Going ashore, one of the crew pointed to the beautiful Atlantis Paradise Island and said we weren’t welcome there. We walked around downtown, drank a beer, bought the shirt and headed back to our stateroom – as if. I think the whole boat was steerage.

Upon our safe return I indicated to the Wife that I was done with cruising unless we could do better than that. She assured me such was the case. We got busy and the subject hasn’t come up.

I enjoyed Black Hawk Down, the book, movie and video game. Those pesky Somalis, armed to the teeth and living in garbage cans, make Charlie of the Mekong look like pikers.

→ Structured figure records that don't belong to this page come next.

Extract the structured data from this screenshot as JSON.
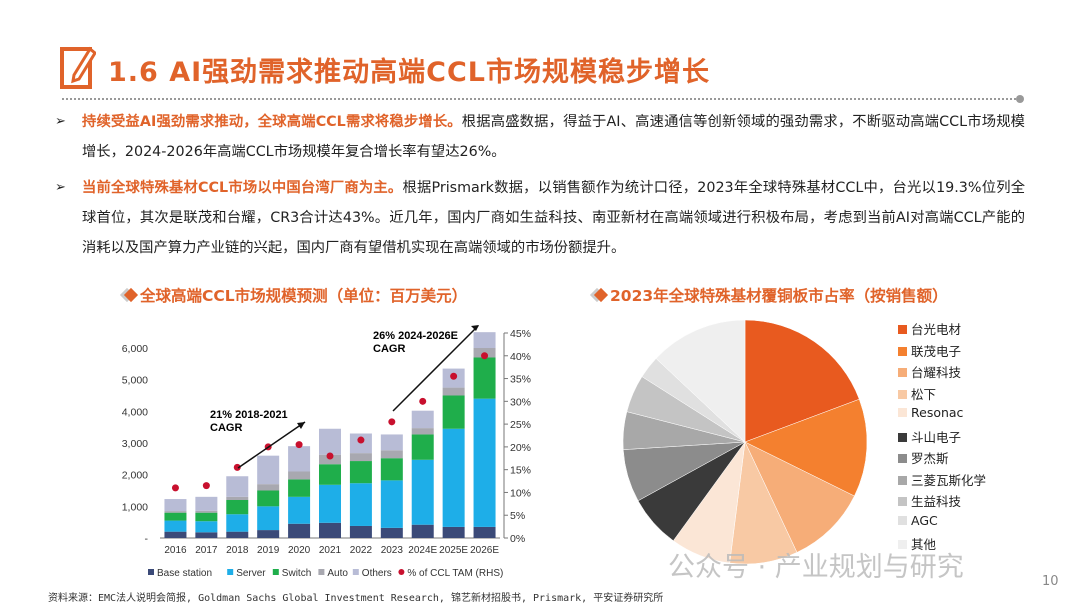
{
  "title": "1.6 AI强劲需求推动高端CCL市场规模稳步增长",
  "bullets": [
    {
      "highlight": "持续受益AI强劲需求推动，全球高端CCL需求将稳步增长。",
      "text": "根据高盛数据，得益于AI、高速通信等创新领域的强劲需求，不断驱动高端CCL市场规模增长，2024-2026年高端CCL市场规模年复合增长率有望达26%。"
    },
    {
      "highlight": "当前全球特殊基材CCL市场以中国台湾厂商为主。",
      "text": "根据Prismark数据，以销售额作为统计口径，2023年全球特殊基材CCL中，台光以19.3%位列全球首位，其次是联茂和台耀，CR3合计达43%。近几年，国内厂商如生益科技、南亚新材在高端领域进行积极布局，考虑到当前AI对高端CCL产能的消耗以及国产算力产业链的兴起，国内厂商有望借机实现在高端领域的市场份额提升。"
    }
  ],
  "left_section_title": "全球高端CCL市场规模预测（单位：百万美元）",
  "right_section_title": "2023年全球特殊基材覆铜板市占率（按销售额）",
  "footer": "资料来源：EMC法人说明会简报, Goldman Sachs Global Investment Research, 锦艺新材招股书, Prismark, 平安证券研究所",
  "watermark": "公众号 · 产业规划与研究",
  "page_number": "10",
  "colors": {
    "accent": "#e0632a"
  },
  "chart_data": [
    {
      "type": "bar",
      "stacked": true,
      "categories": [
        "2016",
        "2017",
        "2018",
        "2019",
        "2020",
        "2021",
        "2022",
        "2023",
        "2024E",
        "2025E",
        "2026E"
      ],
      "y_ticks": [
        "-",
        "1,000",
        "2,000",
        "3,000",
        "4,000",
        "5,000",
        "6,000"
      ],
      "y2_ticks": [
        "0%",
        "5%",
        "10%",
        "15%",
        "20%",
        "25%",
        "30%",
        "35%",
        "40%",
        "45%"
      ],
      "ylim": [
        0,
        6500
      ],
      "y2lim": [
        0,
        45
      ],
      "series": [
        {
          "name": "Base station",
          "color": "#3b4a78",
          "values": [
            200,
            180,
            200,
            250,
            450,
            480,
            380,
            320,
            420,
            350,
            350
          ]
        },
        {
          "name": "Server",
          "color": "#1eaee8",
          "values": [
            350,
            350,
            550,
            750,
            850,
            1200,
            1350,
            1500,
            2050,
            3100,
            4050
          ]
        },
        {
          "name": "Switch",
          "color": "#1fae4b",
          "values": [
            250,
            270,
            450,
            500,
            550,
            650,
            700,
            700,
            800,
            1050,
            1300
          ]
        },
        {
          "name": "Auto",
          "color": "#a8a8b0",
          "values": [
            50,
            60,
            100,
            200,
            250,
            300,
            250,
            250,
            200,
            250,
            300
          ]
        },
        {
          "name": "Others",
          "color": "#b8bcd6",
          "values": [
            380,
            440,
            650,
            900,
            800,
            820,
            620,
            500,
            550,
            600,
            500
          ]
        }
      ],
      "line_series": {
        "name": "% of CCL TAM (RHS)",
        "color": "#c8102e",
        "values": [
          11,
          11.5,
          15.5,
          20,
          20.5,
          18,
          21.5,
          25.5,
          30,
          35.5,
          40
        ]
      },
      "annotations": [
        {
          "text": "21% 2018-2021",
          "text2": "CAGR"
        },
        {
          "text": "26% 2024-2026E",
          "text2": "CAGR"
        }
      ]
    },
    {
      "type": "pie",
      "labels": [
        "台光电材",
        "联茂电子",
        "台耀科技",
        "松下",
        "Resonac",
        "斗山电子",
        "罗杰斯",
        "三菱瓦斯化学",
        "生益科技",
        "AGC",
        "其他"
      ],
      "values": [
        19.3,
        13,
        10.7,
        9,
        8,
        7,
        7,
        5,
        5,
        3,
        13
      ],
      "colors": [
        "#e85a1f",
        "#f4802f",
        "#f6ad78",
        "#f8c9a4",
        "#fbe6d6",
        "#3a3a3a",
        "#8c8c8c",
        "#a8a8a8",
        "#c4c4c4",
        "#e0e0e0",
        "#efefef"
      ]
    }
  ]
}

I’ve enjoyed reading of their recent captures of Ukrainian tanks and crude-laden supertankers. Of course, sailing into those waters had been deadly or at least expensive to the public for years. What a bunch of fun-loving scamps.

The problem is everyone wishing to navigate the Red Sea and the Suez Canal must wave hello to the quaint, if starving, citizens of Sudan and Eritrea to the south and the precocious Wahhabi in Saudi Arabia and Yemen to the north.

Some of the wildest shit Captain Sir Richard Francis Burton wrote concerned Somali mens’ treatment of their women. According to him, they’ve been murderous little bastards for centuries.

So, imagine my surprise at the following:

NAIROBI, Kenya — Pirates chased and shot at a U.S. cruise liner with more than 1,000 people on board but failed to hijack the vessel as it sailed along a corridor patrolled by international warships, a maritime official said Tuesday.

The liner, carrying 656 international passengers and 399 crew members, was sailing through the Gulf of Aden on Sunday when it encountered six bandits in two speedboats, said Noel Choong who heads the International Maritime Bureau’s piracy reporting center in Malaysia.

The pirates fired at the passenger liner but the larger boat was faster than the pirates’ vessels, Mr. Choong said. “It is very fortunate that the liner managed to escape,” he said, urging all ships to remain vigilant in the area.

I just called the Wife and told her to set it up. I’ve been wanting to go somewhere with residents worse off than Stenchville, but not back to Mexico. The squalor outside of Cancun was heartbreaking. A guy got off the bus to Tulum with a dollar bill and came back with a beer, a pack of cigs and an eight year old girl. Maybe the cruise line can provide weapons to even up the odds.